The White House hopes the system will give law enforcement agencies and the public a clearer sense of the risk of attack.
According to Ridge, federal agencies will put the system into effect immediately, while state and local governments will be asked to voluntarily implement the plan over the next few months.
The homeland security director detailed the plan before an audience of law enforcement officers and public officials.
“The American people want to know what is behind these alerts, and perhaps more importantly, what we shall do in reponse to them,” Ridge said.
Attorney General John Ashcroft will set the alert level, after consulting with Ridge and President Bush.
The most serious of the five-level system is red, which indicates a severe risk and would result in deployment of armed forces and possible grounding of air travel.
The second level of alert is orange, indicating “high risk.” Under this alert, the federal government would be prompted to reinforce local law enforcement agencies with federal troops, and even order some federal workers to stay home.
The next step down is yellow, indicating a “significant” or “elevated’ risk of attack. Law enforcement agencies would increase surveillence at key sites and implement contingency plans.
The U.S. is currently on yellow alert, and will remain so for the “foreseeable future,” according to Ridge.
A blue level of threat indicates a “general risk,” where federal agencies would test their emergency communications equipment.
And finally, under a green alert, there is a “low risk of terrorist attacks.”
“I think it’s a substantial improvement over how we previously operated,” Ridge said in an interview this morning.
Ridge added that federal, state, local governments had reached a consensus in deciding how to better inform the public.

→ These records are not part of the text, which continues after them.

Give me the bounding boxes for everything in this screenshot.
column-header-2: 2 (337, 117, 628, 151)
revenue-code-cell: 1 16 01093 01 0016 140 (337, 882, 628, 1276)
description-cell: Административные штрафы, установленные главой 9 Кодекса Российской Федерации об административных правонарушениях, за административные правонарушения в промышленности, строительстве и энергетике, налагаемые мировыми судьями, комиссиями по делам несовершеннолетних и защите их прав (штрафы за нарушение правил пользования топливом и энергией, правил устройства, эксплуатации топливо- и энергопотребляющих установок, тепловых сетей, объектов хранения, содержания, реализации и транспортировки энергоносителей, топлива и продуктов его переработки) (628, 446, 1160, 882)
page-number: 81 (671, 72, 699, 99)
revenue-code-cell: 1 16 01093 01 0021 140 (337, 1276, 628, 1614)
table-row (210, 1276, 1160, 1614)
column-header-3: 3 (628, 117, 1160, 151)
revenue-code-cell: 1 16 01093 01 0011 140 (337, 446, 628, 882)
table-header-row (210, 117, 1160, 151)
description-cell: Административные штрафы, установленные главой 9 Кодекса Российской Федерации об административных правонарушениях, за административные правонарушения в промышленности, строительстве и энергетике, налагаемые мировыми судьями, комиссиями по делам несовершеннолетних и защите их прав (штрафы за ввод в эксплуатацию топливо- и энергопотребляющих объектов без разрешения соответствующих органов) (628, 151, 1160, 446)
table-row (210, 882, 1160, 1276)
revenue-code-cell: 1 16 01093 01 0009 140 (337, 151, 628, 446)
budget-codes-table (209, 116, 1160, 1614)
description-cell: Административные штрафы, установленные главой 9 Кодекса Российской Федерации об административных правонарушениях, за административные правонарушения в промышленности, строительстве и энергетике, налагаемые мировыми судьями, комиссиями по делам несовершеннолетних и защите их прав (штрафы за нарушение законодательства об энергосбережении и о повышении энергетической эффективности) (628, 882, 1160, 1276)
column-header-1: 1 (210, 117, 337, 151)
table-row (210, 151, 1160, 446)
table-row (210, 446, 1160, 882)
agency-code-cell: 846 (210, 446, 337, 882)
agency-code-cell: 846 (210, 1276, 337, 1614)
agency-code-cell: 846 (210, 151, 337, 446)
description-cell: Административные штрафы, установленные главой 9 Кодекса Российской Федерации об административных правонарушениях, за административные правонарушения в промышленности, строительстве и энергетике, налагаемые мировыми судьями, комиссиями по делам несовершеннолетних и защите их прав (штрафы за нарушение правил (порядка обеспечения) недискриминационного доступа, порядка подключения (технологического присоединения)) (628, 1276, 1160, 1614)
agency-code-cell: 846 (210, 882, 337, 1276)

“The heart of what we’re doing is to maximize public safety and maximize public awareness,” Ridge said. Since the assessments are based on information received by the CIA, FBI and other agencies, Ridge warned the alerts are not foolproof. “There’s a little science in here and a lot of art.”
Since September 11, the FBI has issued four terrorist warnings.
The color-coded system was designed after critics called government warnings since Sept. 11 too vague to be helpful to police and the public.